Etwas anderes ergibt sich auch nicht deshalb, weil der Kläger im Jahr 1980 das Fachabitur bestanden hat. Er hat im Anschluss daran nicht studiert. Auch die weiteren Fortbildungen führten nicht zu einem Fachschulabschluss oder dem Nachweis über ein abgeschlossene Qualifikation als Meister oder einen Abschluss in einer vergleichbaren Einrichtung.
Eine andere Betrachtungsweise ist auch nicht deshalb angezeigt, weil der Kläger nach der Vergütungsgruppe BAT IV bezahlt wurde, denn entscheidend für die anzustellenden Vermittlungsbemühungen ist nicht die frühere Bezahlung, sondern die berufliche Qualifikation, die sich nicht zwingend in der Eingruppierung nach dem BAT widerspiegelt.
Da der Kläger nicht über die in der Qualifikationsgruppe 2 erforderlichen Abschlüsse verfügt und seine Stellung im Wesentlichen auf Grund eines Bewährungsaufstiegs innehatte, würde die Bewerbung des Klägers für eine Anstellung auf der Ebene eines Fachschulabschlusses oder eines Meisters (oder einer vergleichbaren Tätigkeit) demzufolge, zumal die bisherige Tätigkeit aus gesundheitlichen Gründen nicht mehr verrichtet werden kann, scheitern.

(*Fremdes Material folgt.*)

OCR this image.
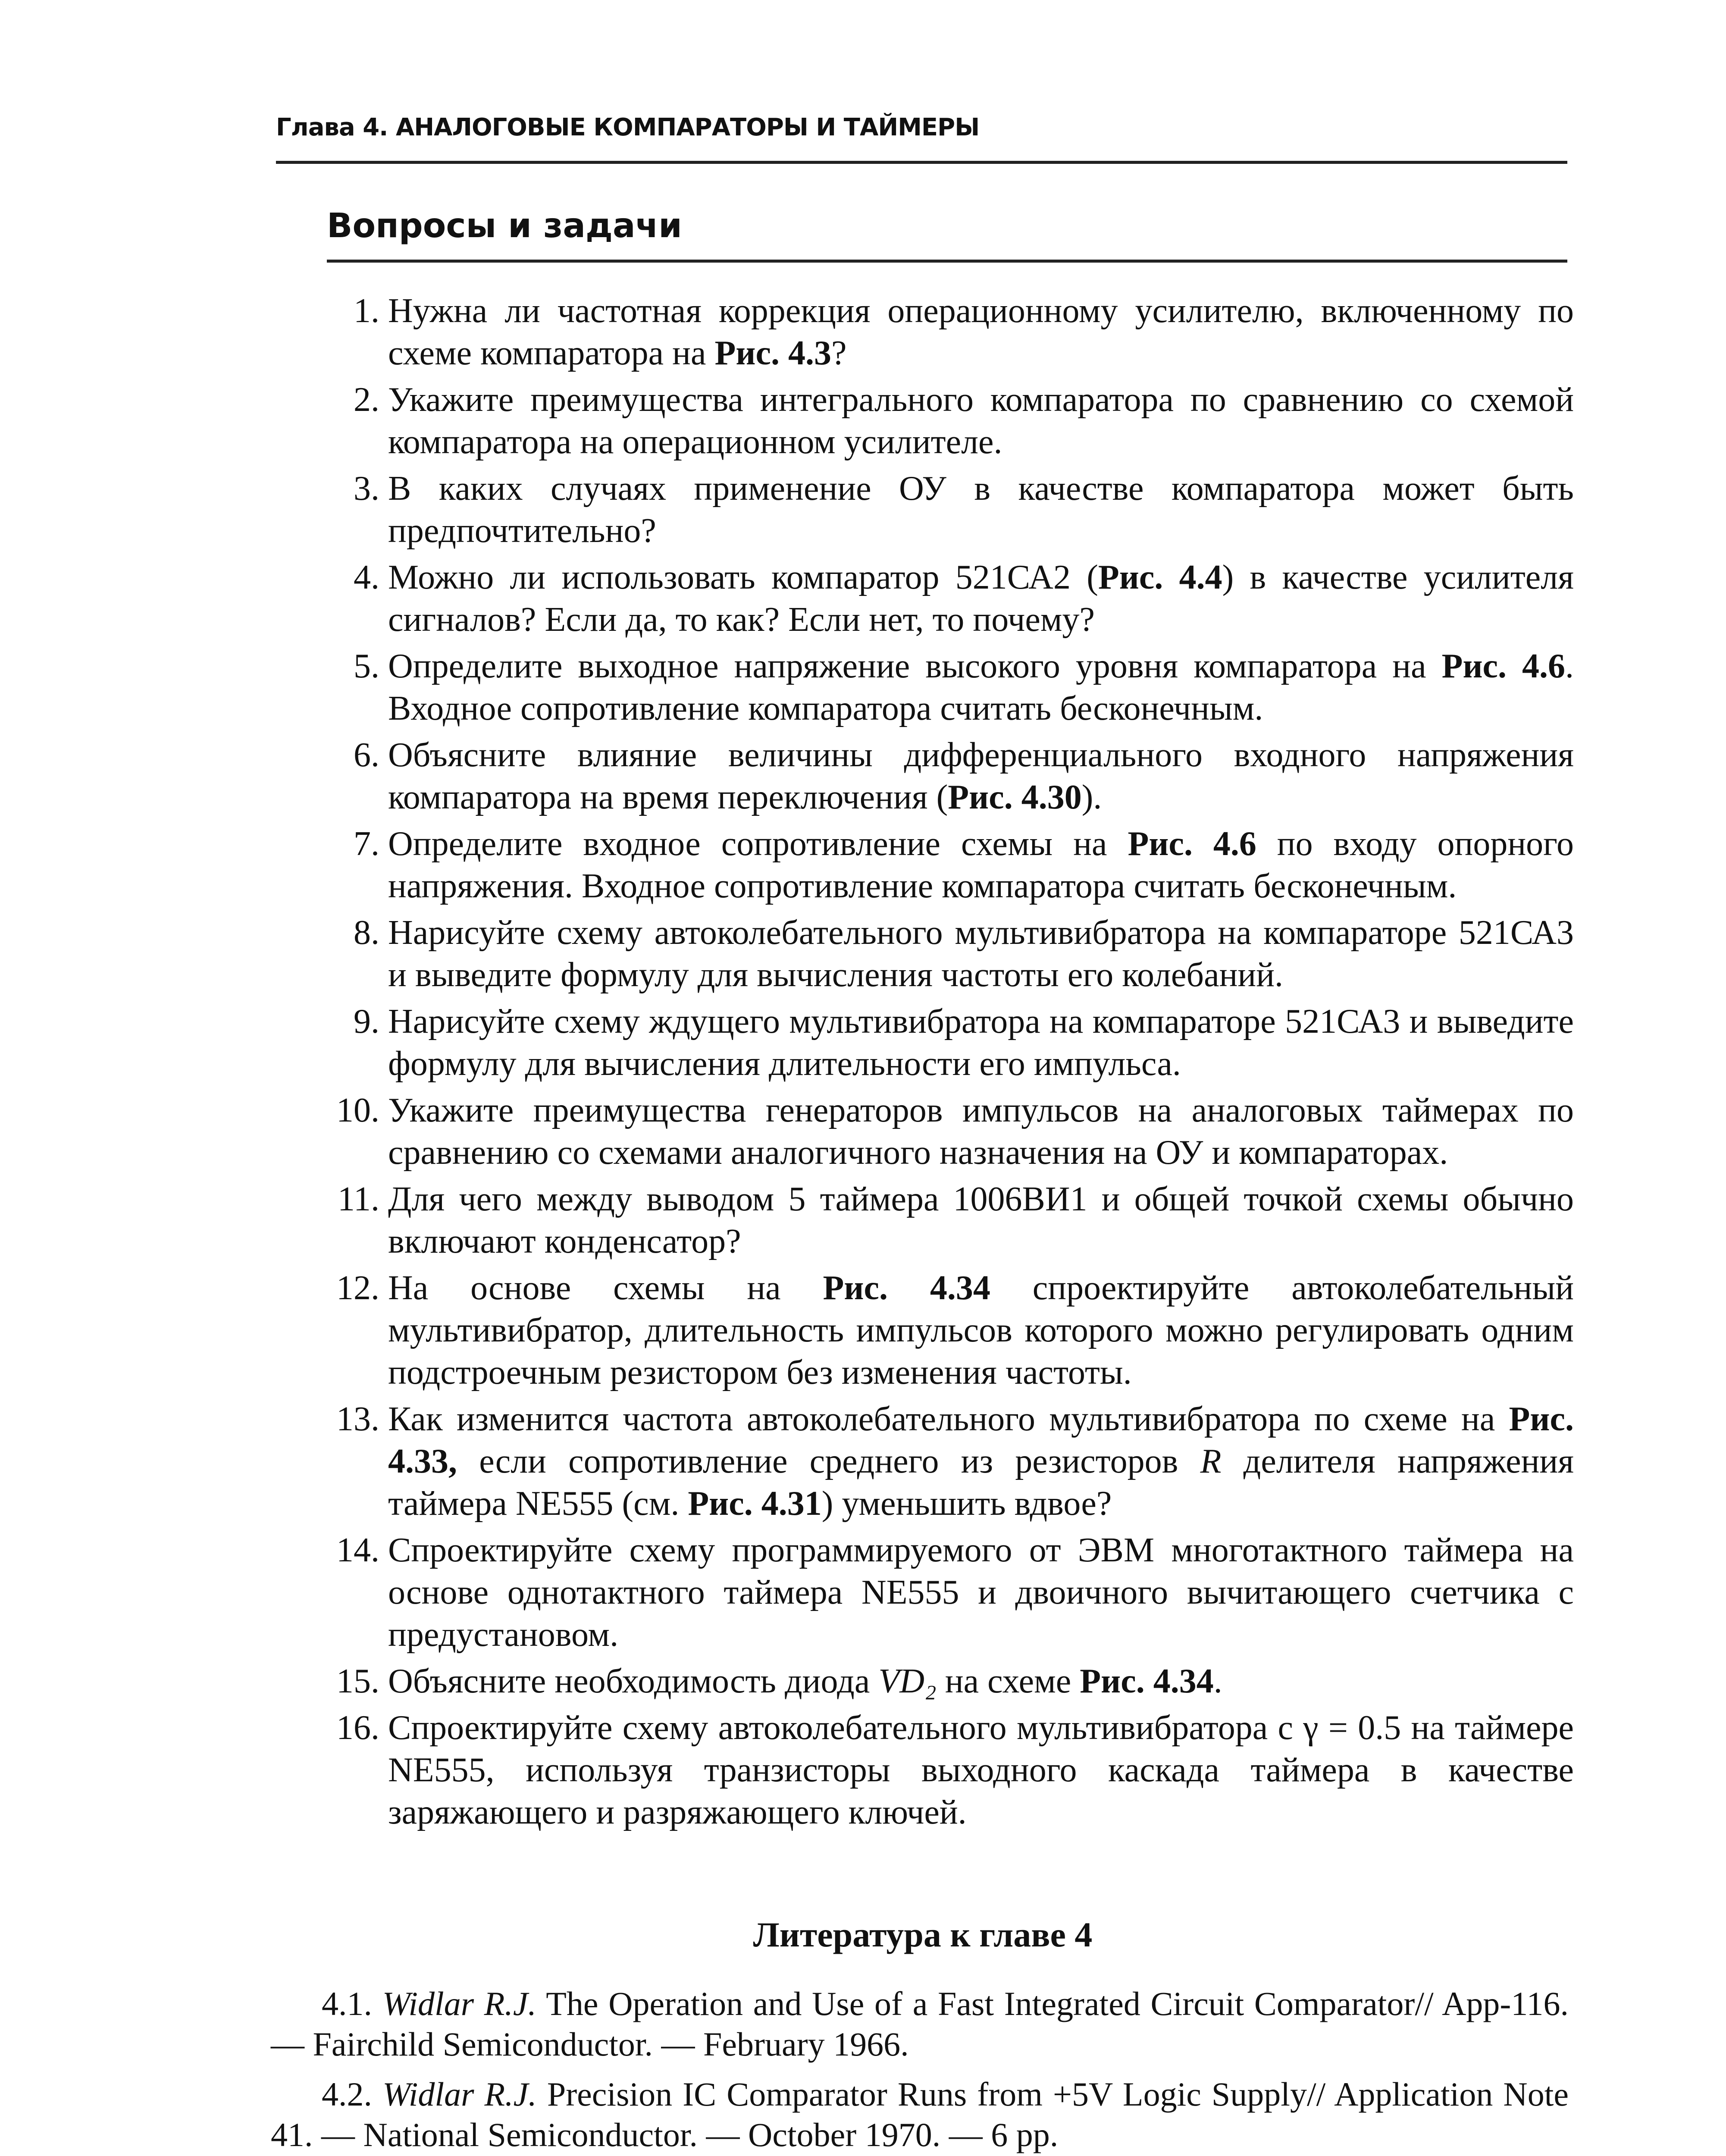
Глава 4. АНАЛОГОВЫЕ КОМПАРАТОРЫ И ТАЙМЕРЫ
Вопросы и задачи
1. Нужна ли частотная коррекция операционному усилителю, включенному по схеме компаратора на Рис. 4.3?
2. Укажите преимущества интегрального компаратора по сравнению со схемой компаратора на операционном усилителе.
3. В каких случаях применение ОУ в качестве компаратора может быть предпочтительно?
4. Можно ли использовать компаратор 521СА2 (Рис. 4.4) в качестве усилителя сигналов? Если да, то как? Если нет, то почему?
5. Определите выходное напряжение высокого уровня компаратора на Рис. 4.6. Входное сопротивление компаратора считать бесконечным.
6. Объясните влияние величины дифференциального входного напряжения компаратора на время переключения (Рис. 4.30).
7. Определите входное сопротивление схемы на Рис. 4.6 по входу опорного напряжения. Входное сопротивление компаратора считать бесконечным.
8. Нарисуйте схему автоколебательного мультивибратора на компараторе 521СА3 и выведите формулу для вычисления частоты его колебаний.
9. Нарисуйте схему ждущего мультивибратора на компараторе 521СА3 и выведите формулу для вычисления длительности его импульса.
10. Укажите преимущества генераторов импульсов на аналоговых таймерах по сравнению со схемами аналогичного назначения на ОУ и компараторах.
11. Для чего между выводом 5 таймера 1006ВИ1 и общей точкой схемы обычно включают конденсатор?
12. На основе схемы на Рис. 4.34 спроектируйте автоколебательный мультивибратор, длительность импульсов которого можно регулировать одним подстроечным резистором без изменения частоты.
13. Как изменится частота автоколебательного мультивибратора по схеме на Рис. 4.33, если сопротивление среднего из резисторов R делителя напряжения таймера NE555 (см. Рис. 4.31) уменьшить вдвое?
14. Спроектируйте схему программируемого от ЭВМ многотактного таймера на основе однотактного таймера NE555 и двоичного вычитающего счетчика с предустановом.
15. Объясните необходимость диода VD₂ на схеме Рис. 4.34.
16. Спроектируйте схему автоколебательного мультивибратора с γ = 0.5 на таймере NE555, используя транзисторы выходного каскада таймера в качестве заряжающего и разряжающего ключей.
Литература к главе 4

4.1. Widlar R.J. The Operation and Use of a Fast Integrated Circuit Comparator// App-116. — Fairchild Semiconductor. — February 1966.

4.2. Widlar R.J. Precision IC Comparator Runs from +5V Logic Supply// Application Note 41. — National Semiconductor. — October 1970. — 6 pp.
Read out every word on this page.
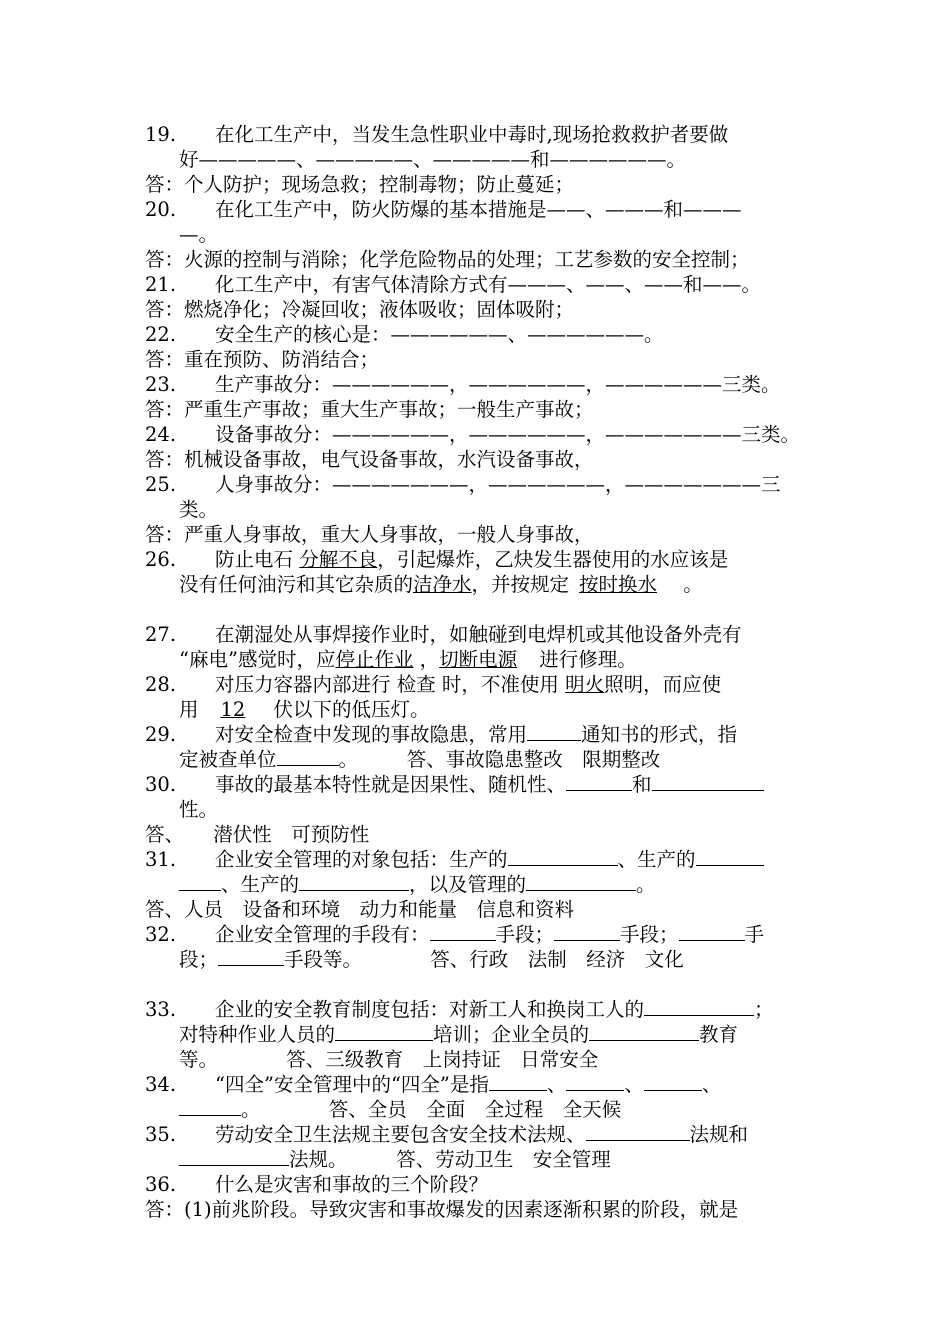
19.　　在化工生产中，当发生急性职业中毒时,现场抢救救护者要做
好—————、—————、—————和——————。
答：个人防护；现场急救；控制毒物；防止蔓延；
20.　　在化工生产中，防火防爆的基本措施是——、———和———
—。
答：火源的控制与消除；化学危险物品的处理；工艺参数的安全控制；
21.　　化工生产中，有害气体清除方式有———、——、——和——。
答：燃烧净化；冷凝回收；液体吸收；固体吸附；
22.　　安全生产的核心是：——————、——————。
答：重在预防、防消结合；
23.　　生产事故分：——————，——————，——————三类。
答：严重生产事故；重大生产事故；一般生产事故；
24.　　设备事故分：——————，——————，———————三类。
答：机械设备事故，电气设备事故，水汽设备事故，
25.　　人身事故分：———————，——————，———————三
类。
答：严重人身事故，重大人身事故，一般人身事故，
26.　　防止电石 分解不良，引起爆炸，乙炔发生器使用的水应该是
没有任何油污和其它杂质的洁净水，并按规定 按时换水 。
27.　　在潮湿处从事焊接作业时，如触碰到电焊机或其他设备外壳有
“麻电”感觉时，应停止作业 ，切断电源 进行修理。
28.　　对压力容器内部进行 检查 时，不准使用 明火照明，而应使
用 12 伏以下的低压灯。
29.　　对安全检查中发现的事故隐患，常用	通知书的形式，指
定被查单位	。　　　答、事故隐患整改　限期整改
30.　　事故的最基本特性就是因果性、随机性、	和
性。
答、　　潜伏性　可预防性
31.　　企业安全管理的对象包括：生产的	、生产的
、生产的	，以及管理的	。
答、人员　设备和环境　动力和能量　信息和资料
32.　　企业安全管理的手段有：	手段；	手段；	手
段；	手段等。　　　　答、行政　法制　经济　文化
33.　　企业的安全教育制度包括：对新工人和换岗工人的	；
对特种作业人员的	培训；企业全员的	教育
等。　　　　答、三级教育　上岗持证　日常安全
34.　　“四全”安全管理中的“四全”是指	、	、	、
。　　　　答、全员　全面　全过程　全天候
35.　　劳动安全卫生法规主要包含安全技术法规、	法规和
法规。　　　答、劳动卫生　安全管理
36.　　什么是灾害和事故的三个阶段？
答：(1)前兆阶段。导致灾害和事故爆发的因素逐渐积累的阶段，就是
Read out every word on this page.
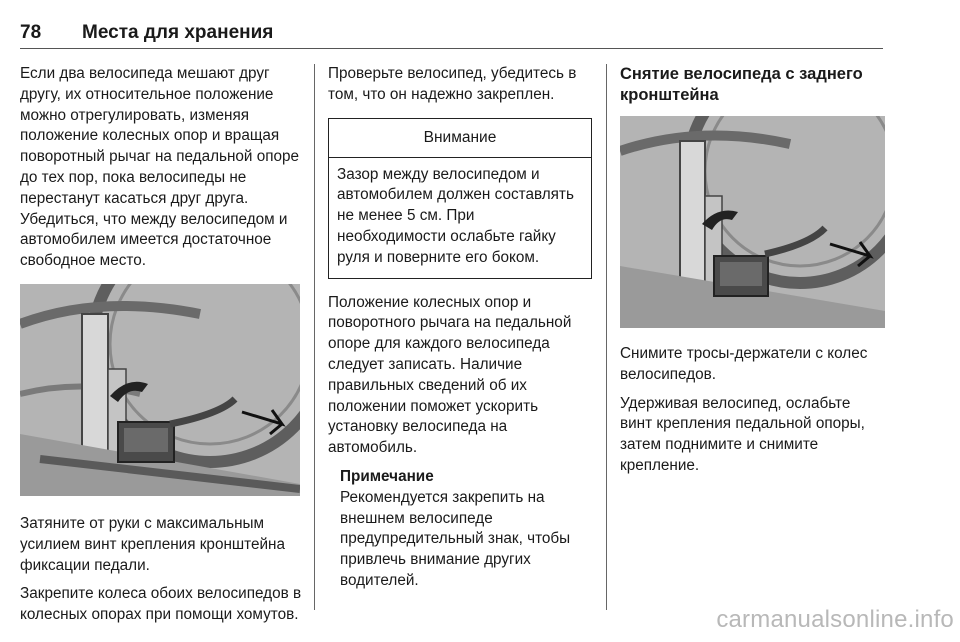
78 Места для хранения

Если два велосипеда мешают друг другу, их относительное положение можно отрегулировать, изменяя положение колесных опор и вращая поворотный рычаг на педальной опоре до тех пор, пока велосипеды не перестанут касаться друг друга. Убедиться, что между велосипедом и автомобилем имеется достаточное свободное место.

Затяните от руки с максимальным усилием винт крепления кронштейна фиксации педали.

Закрепите колеса обоих велосипедов в колесных опорах при помощи хомутов.

Проверьте велосипед, убедитесь в том, что он надежно закреплен.

Внимание
Зазор между велосипедом и автомобилем должен составлять не менее 5 см. При необходимости ослабьте гайку руля и поверните его боком.

Положение колесных опор и поворотного рычага на педальной опоре для каждого велосипеда следует записать. Наличие правильных сведений об их положении поможет ускорить установку велосипеда на автомобиль.

Примечание
Рекомендуется закрепить на внешнем велосипеде предупредительный знак, чтобы привлечь внимание других водителей.

Снятие велосипеда с заднего кронштейна

Снимите тросы-держатели с колес велосипедов.

Удерживая велосипед, ослабьте винт крепления педальной опоры, затем поднимите и снимите крепление.

carmanualsonline.info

Angesichts dessen sind die Vermittlungsbemühungen der Beklagten in erster Linie auf eine Tätigkeit zu erstrecken, die eine abgeschlossene Ausbildung in einem Ausbildungsberuf erfordert und damit in die Qualifikationsgruppe 3 einzugruppieren ist. Dahingestellt bleiben kann insoweit, dass die Ausbildung des Klägers zum Elektriker mehrere Jahrzehnte zurückliegt und der Kläger im Ausbildungsberuf nicht tätig war, denn auch die bisherige Tätigkeit des Klägers als Rehabilitationsberater ist einer Beschäftigung, die eine abgeschlossene Ausbildung in einem Ausbildungsberuf erfordert, gleichzustellen, so dass die lang zurückliegende Ausbildung keine Rolle spielt.
In der Folge ist auch die Bemessung des Entgelts nach der Qualifikationsgruppe 3 mit 64,40 EUR täglich, das der Arbeitslosengeldbewilligung vom 26.08.2008 zugrundegelegt wurde, nicht zu beanstanden, so dass der Berufung der Beklagten stattzugeben und die Klage abzuweisen ist.
Die Kostenentscheidung beruht auf § 193 SGG.
Gründe für die Zulassung der Revision liegen nicht vor.